M. Matossian : J'ai une petite réponse pour vous. J'ai l'avantage d'avoir appris des collègues qui se déplacent avec nous que le système de détection des fuites fait appel à des technologies éprouvées. C'est parce que nous savons qu'elles sont fiables.

Cela étant dit, l'entreprise étudie toutes sortes de nouvelles technologies dans le cadre de son amélioration continue. Je ne sais pas vraiment si les drones en font partie. On les étudie probablement, en même temps qu'un éventail de technologies qui sont des outils d'inspection intérieure, des outils d'inspection aérienne.

Le sénateur Mercer : J'aurais cru que vous saviez cela.

M. Matossian : Je ne suis pas le gars de la R-D; je suis le gars des relations avec les Autochtones.

Le sénateur Mercer : Mais tout le monde dans l'entreprise fait partie de l'équipe des ventes. Vous tentez de vendre le projet aux Canadiens.

M. Matossian : Pour le moment, la méthode la plus sûre et fiable d'inspection aérienne est un aéronef, à notre avis.

Le sénateur Mercer : Merci.

Le vice-président : Sénateur Mockler?

Le sénateur Mockler : J'ai dit, pendant que le grand chef Tremblay était là et faisait son exposé, que je poserais une question à M. Lacroix à la première occasion. Avant de poser cette question, permettez-moi de préciser que je sais pertinemment, et j'en ai été témoin en qualité de parlementaire, que Patrick Lacroix rappelle les gens, que Patrick Lacroix aime parler aux gens et que Patrick Lacroix est un excellent organisateur. Je ne suis pas toujours d'accord avec lui, mais ça ne fait rien.

Pourquoi n'avez-vous pas rappelé le grand chef, et si vous l'avez rappelé, croyez-vous, vous et M. Matossian, que les Premières Nations ont été bien consultées?

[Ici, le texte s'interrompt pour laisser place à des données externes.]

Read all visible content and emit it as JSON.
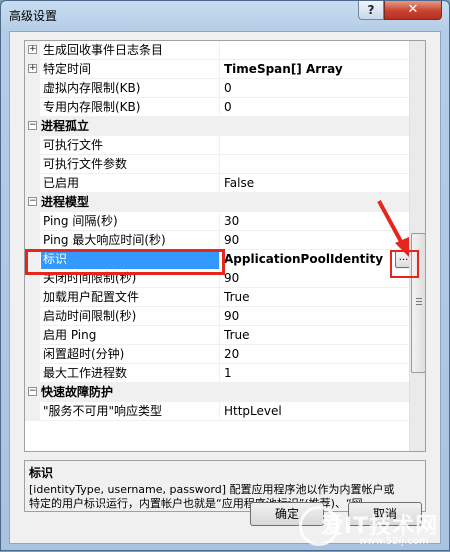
{
  "window": {
    "title": "高级设置",
    "help_label": "?",
    "close_label": "✕"
  },
  "grid": {
    "rows": [
      {
        "type": "prop",
        "expander": "+",
        "name": "生成回收事件日志条目",
        "value": ""
      },
      {
        "type": "prop",
        "expander": "+",
        "name": "特定时间",
        "value": "TimeSpan[] Array",
        "bold": true
      },
      {
        "type": "prop",
        "name": "虚拟内存限制(KB)",
        "value": "0"
      },
      {
        "type": "prop",
        "name": "专用内存限制(KB)",
        "value": "0"
      },
      {
        "type": "cat",
        "expander": "−",
        "name": "进程孤立"
      },
      {
        "type": "prop",
        "name": "可执行文件",
        "value": ""
      },
      {
        "type": "prop",
        "name": "可执行文件参数",
        "value": ""
      },
      {
        "type": "prop",
        "name": "已启用",
        "value": "False"
      },
      {
        "type": "cat",
        "expander": "−",
        "name": "进程模型"
      },
      {
        "type": "prop",
        "name": "Ping 间隔(秒)",
        "value": "30"
      },
      {
        "type": "prop",
        "name": "Ping 最大响应时间(秒)",
        "value": "90"
      },
      {
        "type": "selected",
        "name": "标识",
        "value": "ApplicationPoolIdentity",
        "button": "..."
      },
      {
        "type": "prop",
        "name": "关闭时间限制(秒)",
        "value": "90"
      },
      {
        "type": "prop",
        "name": "加载用户配置文件",
        "value": "True"
      },
      {
        "type": "prop",
        "name": "启动时间限制(秒)",
        "value": "90"
      },
      {
        "type": "prop",
        "name": "启用 Ping",
        "value": "True"
      },
      {
        "type": "prop",
        "name": "闲置超时(分钟)",
        "value": "20"
      },
      {
        "type": "prop",
        "name": "最大工作进程数",
        "value": "1"
      },
      {
        "type": "cat",
        "expander": "−",
        "name": "快速故障防护"
      },
      {
        "type": "prop",
        "name": "\"服务不可用\"响应类型",
        "value": "HttpLevel"
      }
    ]
  },
  "description": {
    "title": "标识",
    "line1": "[identityType, username, password] 配置应用程序池以作为内置帐户或",
    "line2": "特定的用户标识运行，内置帐户也就是“应用程序池标识”(推荐)、“网..."
  },
  "buttons": {
    "ok": "确定",
    "cancel": "取消"
  },
  "watermark": {
    "text": "爱IT技术网",
    "url": "www.52ij.com"
  },
  "colors": {
    "annotation": "#e8251c",
    "selection": "#3399ff"
  }
}
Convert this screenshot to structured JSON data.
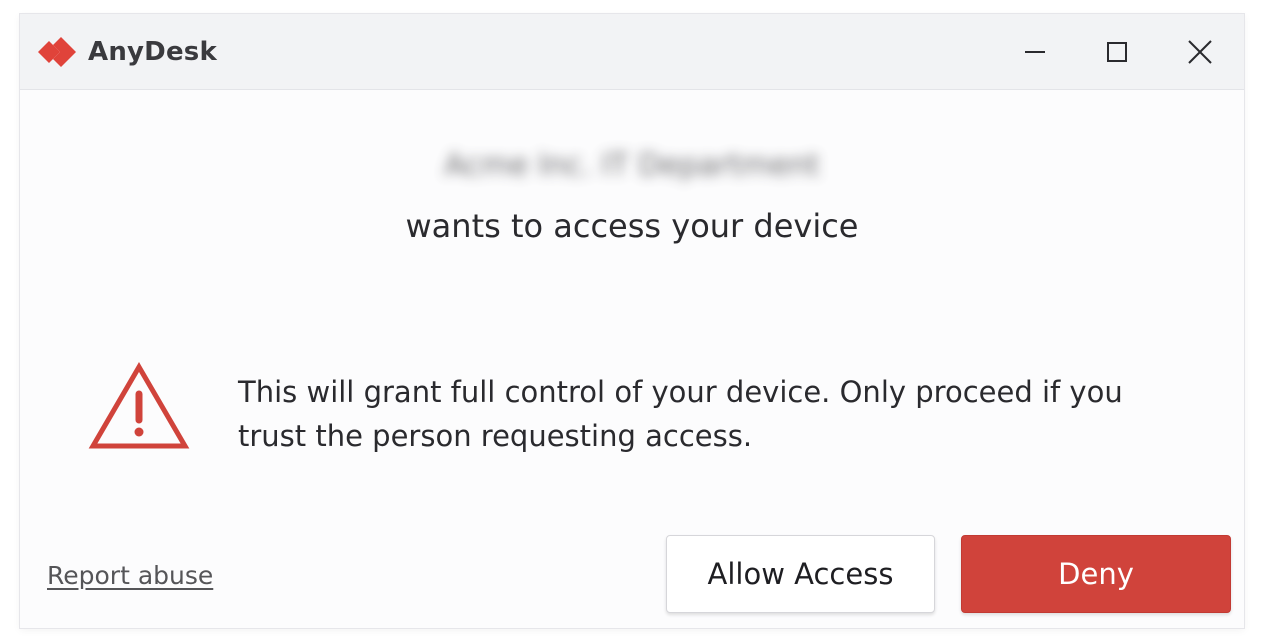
{
  "app": {
    "name": "AnyDesk",
    "logo_icon": "anydesk-logo-icon",
    "brand_color": "#e0433a"
  },
  "titlebar": {
    "minimize_icon": "minimize-icon",
    "maximize_icon": "maximize-icon",
    "close_icon": "close-icon"
  },
  "request": {
    "requester_name": "Acme Inc. IT Department",
    "message": "wants to access your device"
  },
  "warning": {
    "icon": "warning-triangle-icon",
    "icon_color": "#d0433b",
    "text": "This will grant full control of your device. Only proceed if you trust the person requesting access."
  },
  "footer": {
    "report_link": "Report abuse",
    "allow_label": "Allow Access",
    "deny_label": "Deny",
    "deny_color": "#d0433b"
  }
}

M. Lacroix : Je commencerai par dire que ce que le grand chef Tremblay a dit, que nous nous étions rencontrés au cours d'un événement portes ouvertes, est exact, mais je demanderai à Christian d'expliquer notre réponse à M. Tremblay, car nous l'avons effectivement rappelé.

M. Matossian : Je crois qu'il est important de préciser quelques éléments. Notre approche du dialogue avec les Autochtones est de parler directement aux collectivités possédant les droits et de nous fier aux dirigeants élus de ces collectivités pour nous fournir une orientation sur la manière dont le processus de dialogue atteindra les objectifs ou respectera le principe de l'inclusion, sera proactif et éclairant, et permettra d'obtenir des commentaires.

Nous avons, comme je l'ai dit, engagé un dialogue avec 167 collectivités et organisations sur l'ensemble du parcours de l'oléoduc et nous nous fions à elles pour nous dire à quoi doit ressembler ce dialogue. Il prend plusieurs formes. Il y a à travers le pays une diversité de points de vue sur la forme que prend le dialogue. Il y a beaucoup de différences entre les points de vue favorisant la conversion et ceux favorisant la construction, entre les points de vue ruraux, périurbains et urbains. Mais l'important est que le dialogue doit être respectueux et culturellement approprié, et qu'il nous faut une orientation sur la forme qu'il prendra.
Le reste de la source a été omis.